Key integration points:
- Selection context: Highlight code, ask Claude about it. The selection is sent automatically.
- Interactive diff viewing: Side-by-side or unified diff, same as the IDE's built-in diff tool.
- Tool window: Claude Code runs in a dedicated tool window, dockable anywhere in the IDE layout.
Desktop App#
Download#
Available from claude.ai. Choose your platform:
- macOS: Universal binary (Intel + Apple Silicon)
- Windows x64: Standard 64-bit installer
- Windows ARM64: ARM-native build for Snapdragon/Qualcomm devices
What You Get#
The Desktop app wraps Claude Code in a native UI. It does everything the terminal does, plus:
- Visual diff review: See proposed changes in a structured diff view — no terminal scrolling required. Accept or reject changes per hunk.
- Multiple sessions: Run more than one Claude Code session at a time. Work on two features in parallel without opening a second terminal.
- Scheduled tasks: Set up Claude to run on a schedule — nightly refactoring passes, weekly dependency updates, etc.
- Cloud sessions: Sessions sync across devices. Start on your desktop, continue on your laptop.
Requirements#
The Desktop app requires a paid Claude subscription (Pro, Team, or Enterprise).
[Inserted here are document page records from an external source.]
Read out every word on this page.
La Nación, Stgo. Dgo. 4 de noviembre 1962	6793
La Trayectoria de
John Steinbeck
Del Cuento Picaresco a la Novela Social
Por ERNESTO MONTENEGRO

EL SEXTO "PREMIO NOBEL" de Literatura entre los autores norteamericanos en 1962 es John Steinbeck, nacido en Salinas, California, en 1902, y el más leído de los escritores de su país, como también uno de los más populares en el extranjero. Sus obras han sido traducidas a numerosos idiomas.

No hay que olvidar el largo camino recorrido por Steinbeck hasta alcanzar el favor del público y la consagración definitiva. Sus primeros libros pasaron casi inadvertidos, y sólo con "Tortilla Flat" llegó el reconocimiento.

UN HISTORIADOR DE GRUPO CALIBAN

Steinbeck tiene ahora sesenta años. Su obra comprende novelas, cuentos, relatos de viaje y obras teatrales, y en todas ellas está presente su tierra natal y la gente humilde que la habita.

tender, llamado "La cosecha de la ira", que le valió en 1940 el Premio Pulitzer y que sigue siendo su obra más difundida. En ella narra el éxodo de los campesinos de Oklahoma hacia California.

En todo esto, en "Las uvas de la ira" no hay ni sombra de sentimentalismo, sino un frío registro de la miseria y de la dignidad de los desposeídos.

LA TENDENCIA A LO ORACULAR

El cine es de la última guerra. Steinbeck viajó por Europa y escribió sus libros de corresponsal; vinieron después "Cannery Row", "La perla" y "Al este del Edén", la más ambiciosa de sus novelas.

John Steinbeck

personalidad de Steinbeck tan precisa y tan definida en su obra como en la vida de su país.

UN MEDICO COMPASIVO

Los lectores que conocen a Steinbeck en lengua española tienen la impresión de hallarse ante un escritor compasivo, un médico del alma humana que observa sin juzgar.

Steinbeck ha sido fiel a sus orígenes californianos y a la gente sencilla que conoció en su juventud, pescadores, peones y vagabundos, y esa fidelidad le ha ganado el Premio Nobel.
Free-tier users should use the terminal CLI, VS Code, or JetBrains instead.
Web Mode#
Access#
Navigate to claude.ai/code in any desktop browser. You can also access it from the Claude iOS app.
No Local Setup#
Web mode runs Claude Code on Anthropic's infrastructure. You don't need Node.js, npm, or any local install. Point it at a Git repository and start working.
When Web Mode Wins#
- Long-running tasks: Web sessions can run for extended periods without timing out or consuming local resources. Kick off a large refactor and check back later.
- Remote repositories: Work directly with GitHub repos without cloning locally. Claude clones and operates on the repo server-side.
- Parallel tasks: Spin up multiple sessions on different repos or branches simultaneously. Your machine stays idle.
- iOS access: Quick code review or small changes from your phone — not ideal for large edits, but functional for triage and PR review.
Limitations#
Web mode doesn't have access to your local filesystem. If you need to edit files that aren't in a Git repo, use the terminal or an IDE extension instead.
Surface Comparison#
| Feature | Terminal | VS Code | JetBrains | Desktop | Web |
|---|---|---|---|---|---|
| Full CLI access | Yes | Yes | Yes | Yes | No |
| Visual diffs | No | Yes | Yes | Yes | Yes |
| Multiple sessions | Manual (tmux) | Manual (tabs) | Manual | Built-in | Built-in |
| Remote repos | Manual (SSH) | Manual (SSH) | Manual (SSH) | Manual | Built-in |
| SSH capable | Yes | Yes | Yes | Yes | No |
| Free tier | Yes | Yes | Yes | No | No |
| Editor context | Manual | Automatic | Automatic | Automatic | N/A |
| Scheduled tasks | Cron only | No | No | Built-in | No |
| @-mentions | No | Yes | No | No | No |
When to Use Which#
Terminal: You want maximum control. You're automating with scripts, working over SSH, integrating into CI/CD pipelines, or you simply prefer the keyboard. This is the most flexible surface and the only one that's fully scriptable.
VS Code: You want visual diffs and inline editing inside your existing editor. The extension gives you everything the CLI does, plus the convenience of @-mentions and diff overlays. Best for developers who live in VS Code or Cursor.
JetBrains: Same story as VS Code but for the IntelliJ ecosystem. If PyCharm, WebStorm, or IntelliJ IDEA is your daily driver, the plugin keeps you in one window. Selection context sharing is the standout feature — highlight and ask.
Desktop app: You want visual review without opening a terminal, you need multiple concurrent sessions, or you want scheduled tasks. The subscription requirement is the gate — if you're already paying for Claude Pro or above, the Desktop app is worth a look.
Web mode: You don't want to install anything, you're on a machine that isn't yours, or you need to work on remote repos without cloning. Also the best option for parallel long-running tasks that would otherwise tie up your local machine.